We need these two files in a folder where we will be running

docker-compose up -d

If there are no errors, we should have two running containers now.

Docker Dashboard

So at this point we have

  • A Spring Boot app running on 8080
  • Grafana on 3000
  • Prometheus on 9090

On localhost:9090/targets we should see the state of our Spring Boot app as UP in

Prometheus Targets

Now that we have a Prometheus instance which is collecting metrics from our app, we can start exposing this data to Grafana.
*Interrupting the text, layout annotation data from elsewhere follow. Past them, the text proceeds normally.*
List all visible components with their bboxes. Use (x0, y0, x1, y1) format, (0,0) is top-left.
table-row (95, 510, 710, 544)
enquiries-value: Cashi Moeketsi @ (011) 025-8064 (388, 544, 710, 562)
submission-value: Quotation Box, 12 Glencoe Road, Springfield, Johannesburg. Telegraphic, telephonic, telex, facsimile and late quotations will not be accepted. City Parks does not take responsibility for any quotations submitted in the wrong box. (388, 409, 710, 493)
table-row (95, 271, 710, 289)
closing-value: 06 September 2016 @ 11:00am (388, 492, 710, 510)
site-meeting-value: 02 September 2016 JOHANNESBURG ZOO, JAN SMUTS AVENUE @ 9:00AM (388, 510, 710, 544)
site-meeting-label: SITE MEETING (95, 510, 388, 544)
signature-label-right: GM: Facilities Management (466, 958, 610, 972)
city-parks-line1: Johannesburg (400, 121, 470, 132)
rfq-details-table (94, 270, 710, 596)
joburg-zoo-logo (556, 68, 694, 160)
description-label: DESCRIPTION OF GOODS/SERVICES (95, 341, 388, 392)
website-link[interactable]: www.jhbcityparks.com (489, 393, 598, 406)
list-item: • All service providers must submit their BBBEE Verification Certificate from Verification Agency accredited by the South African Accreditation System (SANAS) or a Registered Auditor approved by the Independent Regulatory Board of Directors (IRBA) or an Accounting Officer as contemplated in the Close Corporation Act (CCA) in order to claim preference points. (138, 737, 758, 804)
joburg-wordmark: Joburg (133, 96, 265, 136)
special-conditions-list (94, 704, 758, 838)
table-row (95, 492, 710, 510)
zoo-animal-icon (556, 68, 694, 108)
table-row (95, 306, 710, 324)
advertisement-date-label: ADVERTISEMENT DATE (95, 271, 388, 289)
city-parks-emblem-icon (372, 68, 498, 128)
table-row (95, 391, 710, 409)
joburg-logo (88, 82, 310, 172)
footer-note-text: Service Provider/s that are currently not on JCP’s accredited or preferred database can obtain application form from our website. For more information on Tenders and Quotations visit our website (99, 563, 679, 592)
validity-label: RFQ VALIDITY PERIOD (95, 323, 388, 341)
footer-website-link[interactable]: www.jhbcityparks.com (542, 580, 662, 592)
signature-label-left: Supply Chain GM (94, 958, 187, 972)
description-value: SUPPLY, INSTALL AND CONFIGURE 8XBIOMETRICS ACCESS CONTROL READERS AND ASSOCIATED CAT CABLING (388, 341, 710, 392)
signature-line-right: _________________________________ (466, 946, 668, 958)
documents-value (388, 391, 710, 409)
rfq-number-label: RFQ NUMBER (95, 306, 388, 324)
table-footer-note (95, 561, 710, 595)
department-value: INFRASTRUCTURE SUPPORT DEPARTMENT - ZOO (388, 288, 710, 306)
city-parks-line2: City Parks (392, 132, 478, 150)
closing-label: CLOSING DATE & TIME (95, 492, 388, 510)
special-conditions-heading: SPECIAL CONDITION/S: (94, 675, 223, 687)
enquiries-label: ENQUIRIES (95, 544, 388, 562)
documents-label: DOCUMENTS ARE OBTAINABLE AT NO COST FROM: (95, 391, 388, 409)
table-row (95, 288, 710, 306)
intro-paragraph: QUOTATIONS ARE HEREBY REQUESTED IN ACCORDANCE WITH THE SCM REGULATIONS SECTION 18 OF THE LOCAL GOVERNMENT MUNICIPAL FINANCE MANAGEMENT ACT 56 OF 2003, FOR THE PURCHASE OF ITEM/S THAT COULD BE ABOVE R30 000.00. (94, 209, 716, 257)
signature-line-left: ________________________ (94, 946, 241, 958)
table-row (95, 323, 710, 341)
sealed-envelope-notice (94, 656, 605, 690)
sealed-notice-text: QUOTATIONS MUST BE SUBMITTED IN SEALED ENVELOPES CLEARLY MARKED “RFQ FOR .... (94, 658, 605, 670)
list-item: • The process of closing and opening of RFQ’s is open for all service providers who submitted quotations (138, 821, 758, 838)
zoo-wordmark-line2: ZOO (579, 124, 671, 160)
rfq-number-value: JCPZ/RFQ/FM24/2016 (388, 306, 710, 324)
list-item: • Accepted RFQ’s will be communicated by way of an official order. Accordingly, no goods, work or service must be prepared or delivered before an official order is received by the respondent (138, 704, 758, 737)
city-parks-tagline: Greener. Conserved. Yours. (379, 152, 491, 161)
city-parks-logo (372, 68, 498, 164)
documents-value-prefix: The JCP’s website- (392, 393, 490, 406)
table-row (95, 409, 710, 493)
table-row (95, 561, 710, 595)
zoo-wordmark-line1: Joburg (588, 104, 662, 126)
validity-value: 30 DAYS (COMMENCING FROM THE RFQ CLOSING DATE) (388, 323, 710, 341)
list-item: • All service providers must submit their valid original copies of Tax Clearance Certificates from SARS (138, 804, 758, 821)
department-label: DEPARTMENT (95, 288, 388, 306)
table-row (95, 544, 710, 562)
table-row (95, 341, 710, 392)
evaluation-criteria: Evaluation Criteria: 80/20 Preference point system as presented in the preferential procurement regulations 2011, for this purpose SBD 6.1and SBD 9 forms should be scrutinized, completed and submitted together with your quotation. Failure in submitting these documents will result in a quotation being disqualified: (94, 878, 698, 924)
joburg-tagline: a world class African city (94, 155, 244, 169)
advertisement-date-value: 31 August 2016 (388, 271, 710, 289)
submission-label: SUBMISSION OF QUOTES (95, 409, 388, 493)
We can log in to grafana on localhost:3000 with default credentials, username:admin password:admin First thing we need to do is to add Prometheus as a data source.

Prometheus Targets

We are using host.docker.internal:9090 to target Prometheus. localhost:9090 would not work because both apps are running on containers.

Now that we have a datasource, we can create dashboards.

While we can also create dashboards manually, micrometer has a great template we can use for tomcat + jvm metrics they publish.